Overall, these findings demonstrate that accelerated carbonation curing induces a transition from an early-age nonlinear regime dominated by microcracking to a later densification regime characterized by pore refinement and crack closure. Within this context, nonlinear ultrasonic diagnostics emerge as a powerful complementary tool to conventional methods, offering enhanced sensitivity to mesoscale features that control durability and strength development. Future work may extend this approach by correlating SPC-I with spatial carbonation depth, microstructural imaging, and long-term durability indicators to further refine nondestructive carbonation monitoring strategies.
6. Conclusions
This study demonstrates that accelerated carbonation curing is an effective dual-function strategy that enables CO_2_ uptake while enhancing the mechanical performance of cement-based materials. Gravimetric analysis showed progressive mass gain with carbonation duration, indicating CO_2_ uptake within the cementitious matrix.

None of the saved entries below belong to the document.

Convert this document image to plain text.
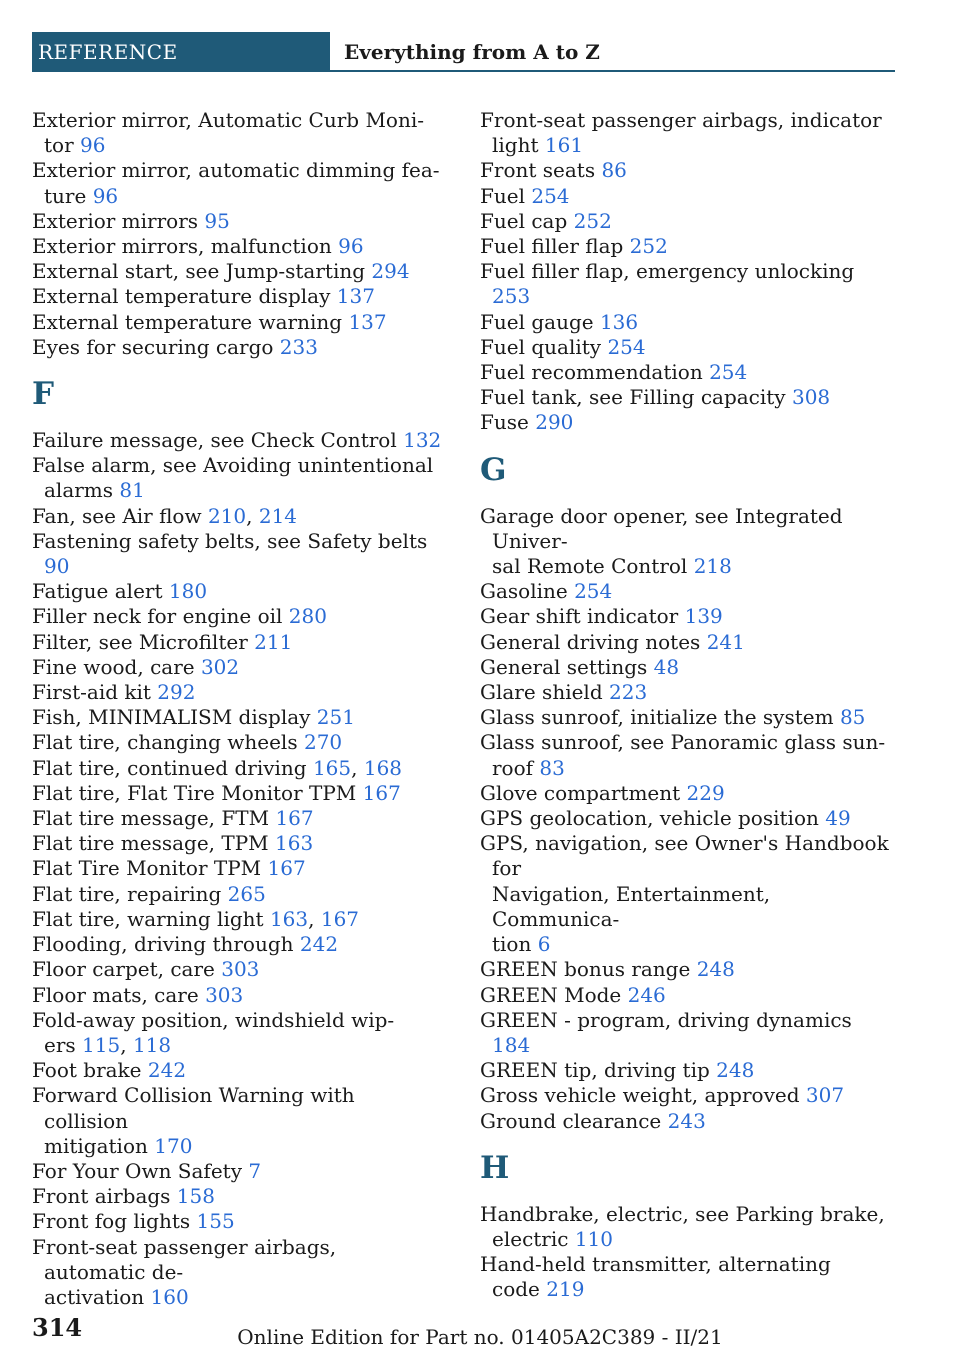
REFERENCE	Everything from A to Z
Exterior mirror, Automatic Curb Moni-
tor 96
Exterior mirror, automatic dimming fea-
ture 96
Exterior mirrors 95
Exterior mirrors, malfunction 96
External start, see Jump-starting 294
External temperature display 137
External temperature warning 137
Eyes for securing cargo 233
F
Failure message, see Check Control 132
False alarm, see Avoiding unintentional
alarms 81
Fan, see Air flow 210, 214
Fastening safety belts, see Safety belts 90
Fatigue alert 180
Filler neck for engine oil 280
Filter, see Microfilter 211
Fine wood, care 302
First-aid kit 292
Fish, MINIMALISM display 251
Flat tire, changing wheels 270
Flat tire, continued driving 165, 168
Flat tire, Flat Tire Monitor TPM 167
Flat tire message, FTM 167
Flat tire message, TPM 163
Flat Tire Monitor TPM 167
Flat tire, repairing 265
Flat tire, warning light 163, 167
Flooding, driving through 242
Floor carpet, care 303
Floor mats, care 303
Fold-away position, windshield wip-
ers 115, 118
Foot brake 242
Forward Collision Warning with collision
mitigation 170
For Your Own Safety 7
Front airbags 158
Front fog lights 155
Front-seat passenger airbags, automatic de-
activation 160
Front-seat passenger airbags, indicator
light 161
Front seats 86
Fuel 254
Fuel cap 252
Fuel filler flap 252
Fuel filler flap, emergency unlocking 253
Fuel gauge 136
Fuel quality 254
Fuel recommendation 254
Fuel tank, see Filling capacity 308
Fuse 290
G
Garage door opener, see Integrated Univer-
sal Remote Control 218
Gasoline 254
Gear shift indicator 139
General driving notes 241
General settings 48
Glare shield 223
Glass sunroof, initialize the system 85
Glass sunroof, see Panoramic glass sun-
roof 83
Glove compartment 229
GPS geolocation, vehicle position 49
GPS, navigation, see Owner's Handbook for
Navigation, Entertainment, Communica-
tion 6
GREEN bonus range 248
GREEN Mode 246
GREEN - program, driving dynamics 184
GREEN tip, driving tip 248
Gross vehicle weight, approved 307
Ground clearance 243
H
Handbrake, electric, see Parking brake,
electric 110
Hand-held transmitter, alternating
code 219
314	Online Edition for Part no. 01405A2C389 - II/21
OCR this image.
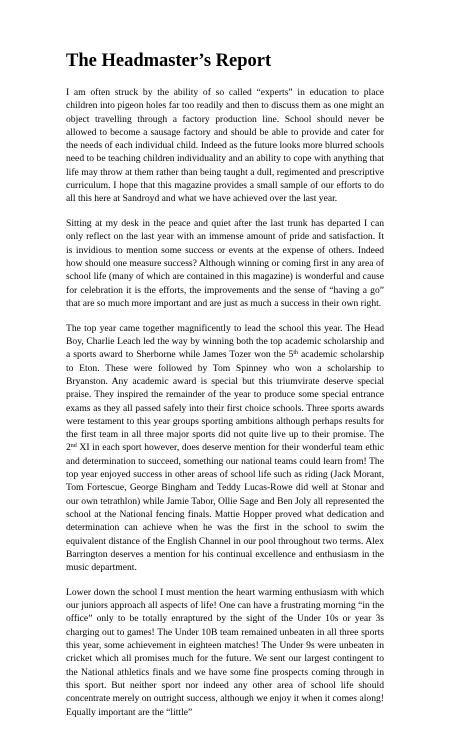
The Headmaster’s Report

I am often struck by the ability of so called “experts” in education to place children into pigeon holes far too readily and then to discuss them as one might an object travelling through a factory production line. School should never be allowed to become a sausage factory and should be able to provide and cater for the needs of each individual child. Indeed as the future looks more blurred schools need to be teaching children individuality and an ability to cope with anything that life may throw at them rather than being taught a dull, regimented and prescriptive curriculum. I hope that this magazine provides a small sample of our efforts to do all this here at Sandroyd and what we have achieved over the last year.

Sitting at my desk in the peace and quiet after the last trunk has departed I can only reflect on the last year with an immense amount of pride and satisfaction. It is invidious to mention some success or events at the expense of others. Indeed how should one measure success? Although winning or coming first in any area of school life (many of which are contained in this magazine) is wonderful and cause for celebration it is the efforts, the improvements and the sense of “having a go” that are so much more important and are just as much a success in their own right.

The top year came together magnificently to lead the school this year. The Head Boy, Charlie Leach led the way by winning both the top academic scholarship and a sports award to Sherborne while James Tozer won the 5th academic scholarship to Eton. These were followed by Tom Spinney who won a scholarship to Bryanston. Any academic award is special but this triumvirate deserve special praise. They inspired the remainder of the year to produce some special entrance exams as they all passed safely into their first choice schools. Three sports awards were testament to this year groups sporting ambitions although perhaps results for the first team in all three major sports did not quite live up to their promise. The 2nd XI in each sport however, does deserve mention for their wonderful team ethic and determination to succeed, something our national teams could learn from! The top year enjoyed success in other areas of school life such as riding (Jack Morant, Tom Fortescue, George Bingham and Teddy Lucas-Rowe did well at Stonar and our own tetrathlon) while Jamie Tabor, Ollie Sage and Ben Joly all represented the school at the National fencing finals. Mattie Hopper proved what dedication and determination can achieve when he was the first in the school to swim the equivalent distance of the English Channel in our pool throughout two terms. Alex Barrington deserves a mention for his continual excellence and enthusiasm in the music department.

Lower down the school I must mention the heart warming enthusiasm with which our juniors approach all aspects of life! One can have a frustrating morning “in the office” only to be totally enraptured by the sight of the Under 10s or year 3s charging out to games! The Under 10B team remained unbeaten in all three sports this year, some achievement in eighteen matches! The Under 9s were unbeaten in cricket which all promises much for the future. We sent our largest contingent to the National athletics finals and we have some fine prospects coming through in this sport. But neither sport nor indeed any other area of school life should concentrate merely on outright success, although we enjoy it when it comes along! Equally important are the “little”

Linear ultrasonic pulse velocity measurements captured overall bulk stiffening associated with carbonation curing but exhibited limited sensitivity to intermediate material changes. In contrast, nonlinear ultrasonic diagnostics based on the Sideband Peak Count Index (SPC-I) provided a sensitive, nondestructive indicator of material evolution. Elevated SPC-I values at early ages reflected increased material nonlinearity, while progressive attenuation with curing duration indicated changes in internal structure.
The strong inverse relationship between SPC-I and compressive strength confirms that the nonlinear ultrasonic response is closely associated with mechanical performance development. Early-age nonlinearity corresponded to modest strength development, whereas reduced nonlinearity at later ages coincided with substantial strength enhancement, reaching a 38.9% increase on the 28th day relative to the control.
Taken together, the results demonstrate that carbonation curing leads to measurable CO_2_ uptake and improved mechanical performance, while nonlinear ultrasonic techniques provide enhanced diagnostic sensitivity compared to conventional linear methods. The findings of this study are directly applicable to cement-based materials such as mortar and concrete used in controlled curing environments, including precast components and masonry products. While the present investigation was conducted at the mortar scale, the demonstrated relationship between carbonation curing, strength development, and nonlinear ultrasonic response provides a basis for potential extension to concrete systems. Application to reinforced concrete structures would require further study, considering steel–concrete interaction and field curing conditions. The integration of accelerated carbonation curing with advanced nondestructive evaluation using SPC-I offers a promising pathway toward sustainable, high-performance cementitious materials and may inform future applications of Carbon Capture, Utilization, and Storage (CCUS) strategies in the construction sector.